You Will Prefer Silence
They call it the silent sorrow.
The unspoken grief that parents go through with pregnancy loss and stillbirth.
Silent because nobody speaks it? Or silent because nobody wants to hear it?
What should we say, really, to make ourselves louder and somehow more defined? Cry louder? Yell harder? Scream at strangers in parking lots?
What should I say when the lady at the dentist office asks if I’m sure that I don’t want to come in for my cleaning today. Or when the clerk at the grocery store asks if I had a happy Thanksgiving?
Should I tell them that I spent six days in the hospital, pleading with my uterus to release my dead child.
That my daughter was born in the toilet. Two nurses, two doctors, and an army of my sobs the only witness to her never beginning.
How she was 31/2 inches long, and I was too scared to ever touch her skin because I didn’t want to break the last bit of beauty I could hold onto.
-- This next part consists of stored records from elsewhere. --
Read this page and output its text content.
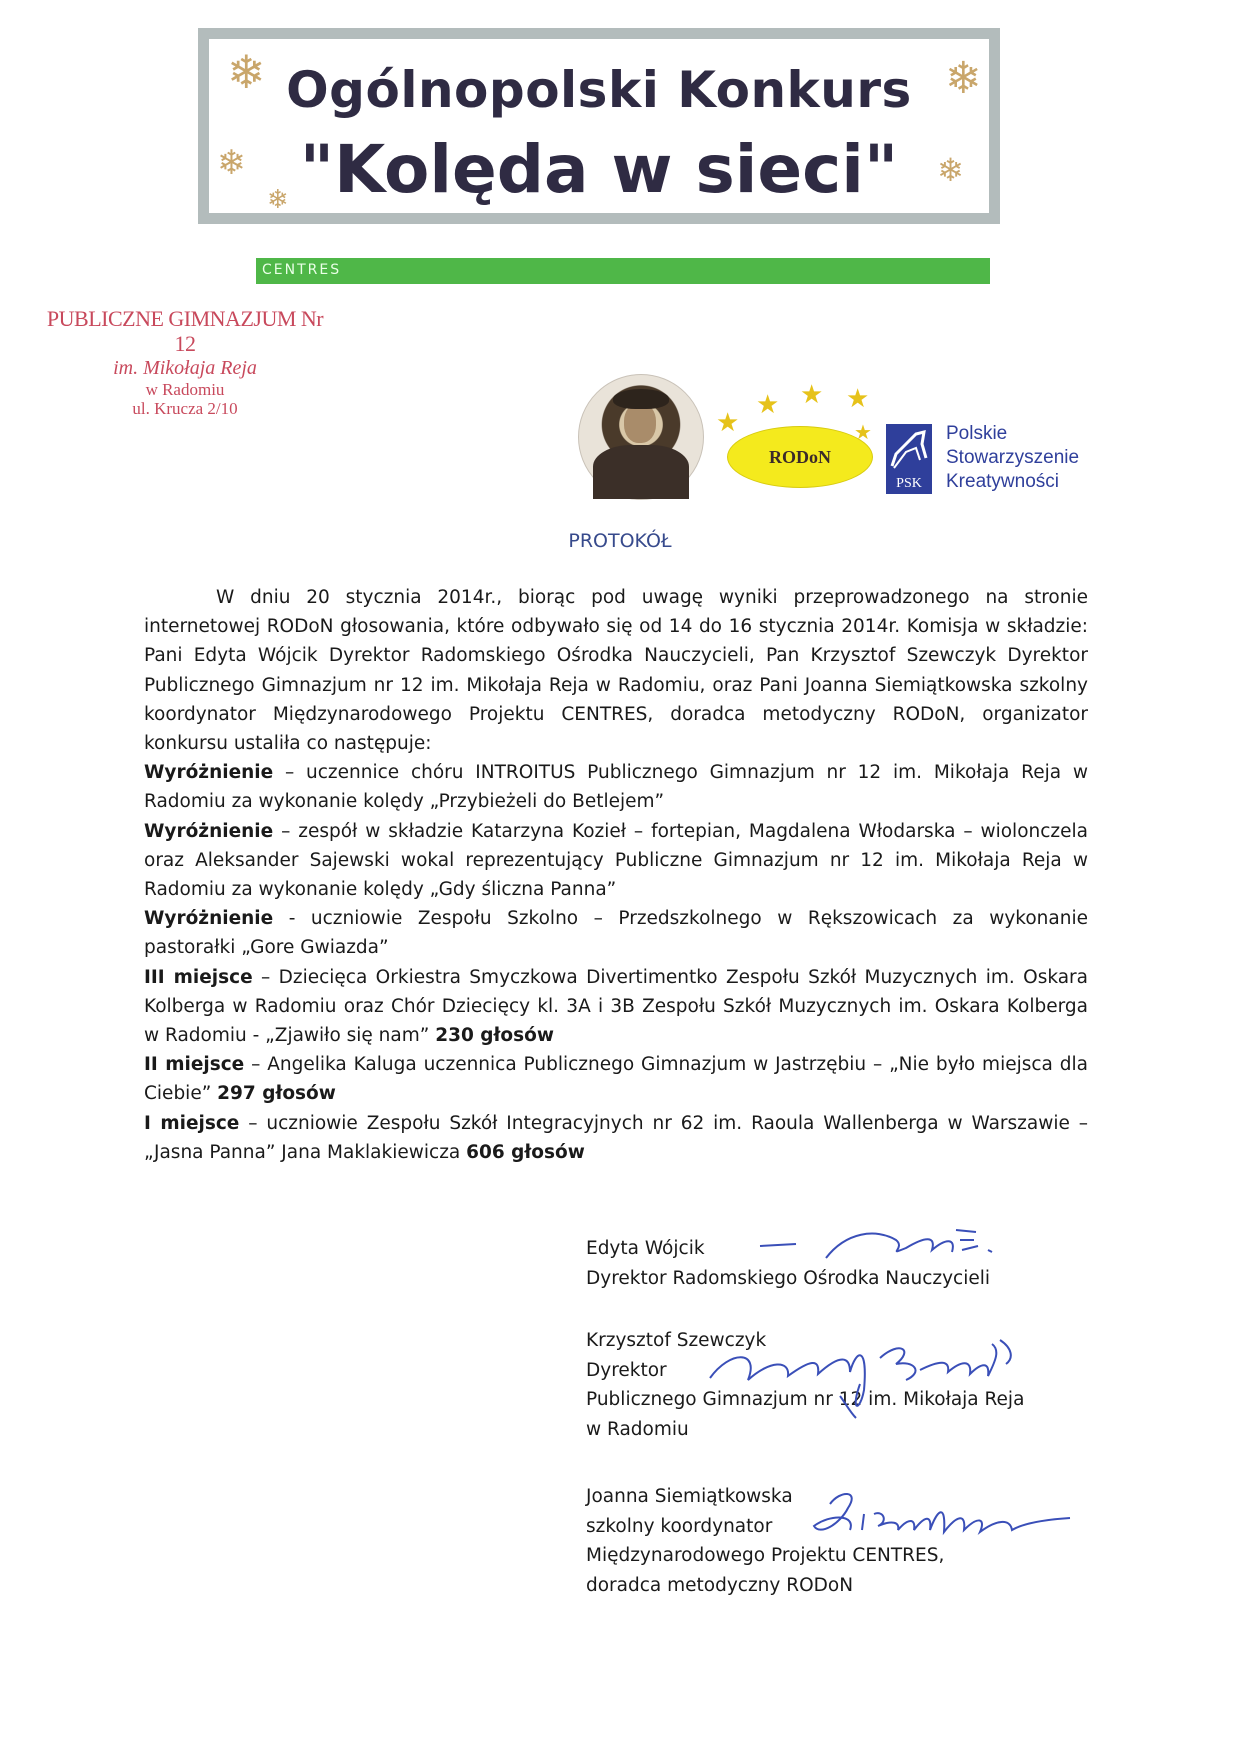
Ogólnopolski Konkurs
"Kolęda w sieci"
❄
❄
❄
❄
❄
CENTRES
PUBLICZNE GIMNAZJUM Nr 12
im. Mikołaja Reja
w Radomiu
ul. Krucza 2/10	★
★ ★ ★
★
RODoN
PSK
Polskie
Stowarzyszenie
Kreatywności
PROTOKÓŁ

W dniu 20 stycznia 2014r., biorąc pod uwagę wyniki przeprowadzonego na stronie internetowej RODoN głosowania, które odbywało się od 14 do 16 stycznia 2014r. Komisja w składzie: Pani Edyta Wójcik Dyrektor Radomskiego Ośrodka Nauczycieli, Pan Krzysztof Szewczyk Dyrektor Publicznego Gimnazjum nr 12 im. Mikołaja Reja w Radomiu, oraz Pani Joanna Siemiątkowska szkolny koordynator Międzynarodowego Projektu CENTRES, doradca metodyczny RODoN, organizator konkursu ustaliła co następuje:

Wyróżnienie – uczennice chóru INTROITUS Publicznego Gimnazjum nr 12 im. Mikołaja Reja w Radomiu za wykonanie kolędy „Przybieżeli do Betlejem”

Wyróżnienie – zespół w składzie Katarzyna Kozieł – fortepian, Magdalena Włodarska – wiolonczela oraz Aleksander Sajewski wokal reprezentujący Publiczne Gimnazjum nr 12 im. Mikołaja Reja w Radomiu za wykonanie kolędy „Gdy śliczna Panna”

Wyróżnienie - uczniowie Zespołu Szkolno – Przedszkolnego w Rększowicach za wykonanie pastorałki „Gore Gwiazda”

III miejsce – Dziecięca Orkiestra Smyczkowa Divertimentko Zespołu Szkół Muzycznych im. Oskara Kolberga w Radomiu oraz Chór Dziecięcy kl. 3A i 3B Zespołu Szkół Muzycznych im. Oskara Kolberga w Radomiu - „Zjawiło się nam” 230 głosów

II miejsce – Angelika Kaluga uczennica Publicznego Gimnazjum w Jastrzębiu – „Nie było miejsca dla Ciebie” 297 głosów

I miejsce – uczniowie Zespołu Szkół Integracyjnych nr 62 im. Raoula Wallenberga w Warszawie – „Jasna Panna” Jana Maklakiewicza 606 głosów

Edyta Wójcik
Dyrektor Radomskiego Ośrodka Nauczycieli
Krzysztof Szewczyk
Dyrektor
Publicznego Gimnazjum nr 12 im. Mikołaja Reja
w Radomiu
Joanna Siemiątkowska
szkolny koordynator
Międzynarodowego Projektu CENTRES,
doradca metodyczny RODoN
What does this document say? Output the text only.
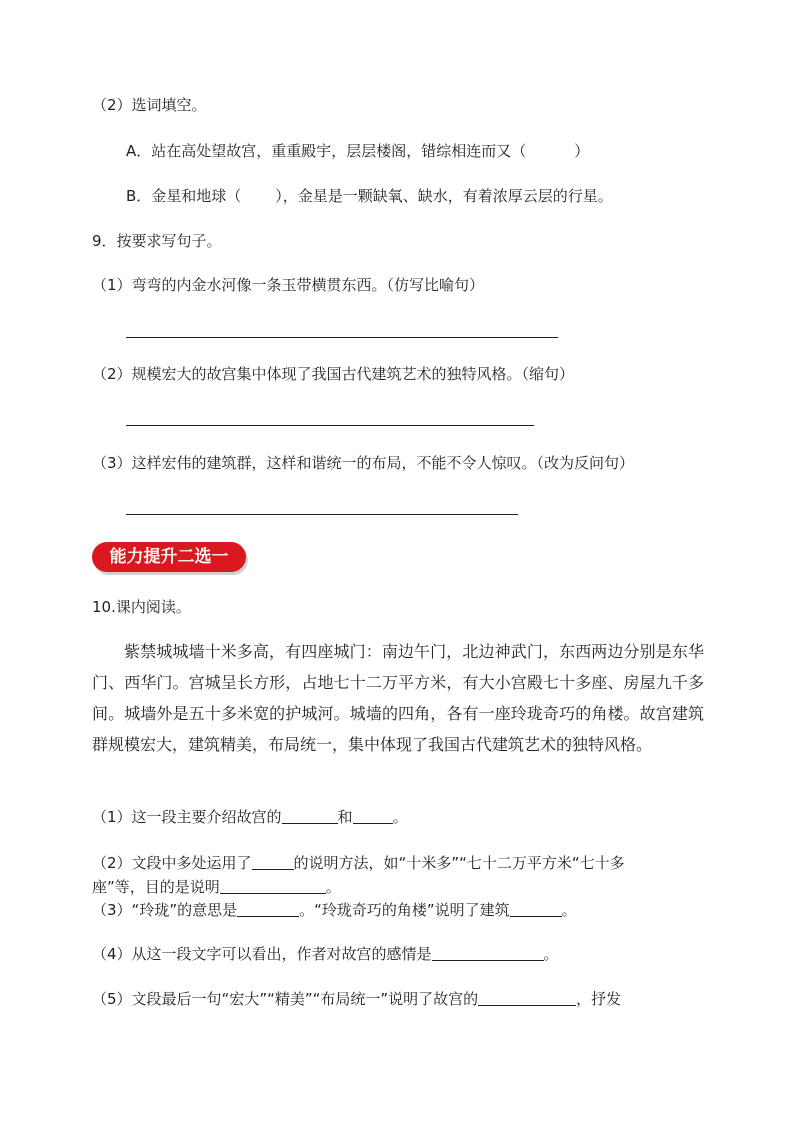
（2）选词填空。
A．站在高处望故宫，重重殿宇，层层楼阁，错综相连而又（	）
B．金星和地球（ ），金星是一颗缺氧、缺水，有着浓厚云层的行星。
9．按要求写句子。
（1）弯弯的内金水河像一条玉带横贯东西。（仿写比喻句）
（2）规模宏大的故宫集中体现了我国古代建筑艺术的独特风格。（缩句）
（3）这样宏伟的建筑群，这样和谐统一的布局，不能不令人惊叹。（改为反问句）
能力提升二选一
10.课内阅读。
紫禁城城墙十米多高，有四座城门：南边午门，北边神武门，东西两边分别是东华门、西华门。宫城呈长方形，占地七十二万平方米，有大小宫殿七十多座、房屋九千多间。城墙外是五十多米宽的护城河。城墙的四角，各有一座玲珑奇巧的角楼。故宫建筑群规模宏大，建筑精美，布局统一，集中体现了我国古代建筑艺术的独特风格。
（1）这一段主要介绍故宫的	和	。
（2）文段中多处运用了	的说明方法，如“十米多”“七十二万平方米“七十多
座”等，目的是说明	。
（3）“玲珑”的意思是	。“玲珑奇巧的角楼”说明了建筑	。
（4）从这一段文字可以看出，作者对故宫的感情是	。
（5）文段最后一句“宏大”“精美”“布局统一”说明了故宫的	，抒发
How my body, which had already defied me in the most brutal way imaginable, wouldn’t release her placenta, and only surgery at 11:30PM–5 hours after her birth–could convince it with scalpels and suction to let go. The way they had to squeeze me, every few hours, to wring me of blood, and life, and hope, throughout the night.
That they won’t burry her for several months, and I’m not sure if I’ll fully sleep until then.
Maybe, it isn’t that parents just don’t want to talk about it. Maybe, it is that the loss is so traumatic, that they don’t want to burden anyone with the reality of their experience.
I would say anything, and everything, to change one second of this but there just aren’t adequate words.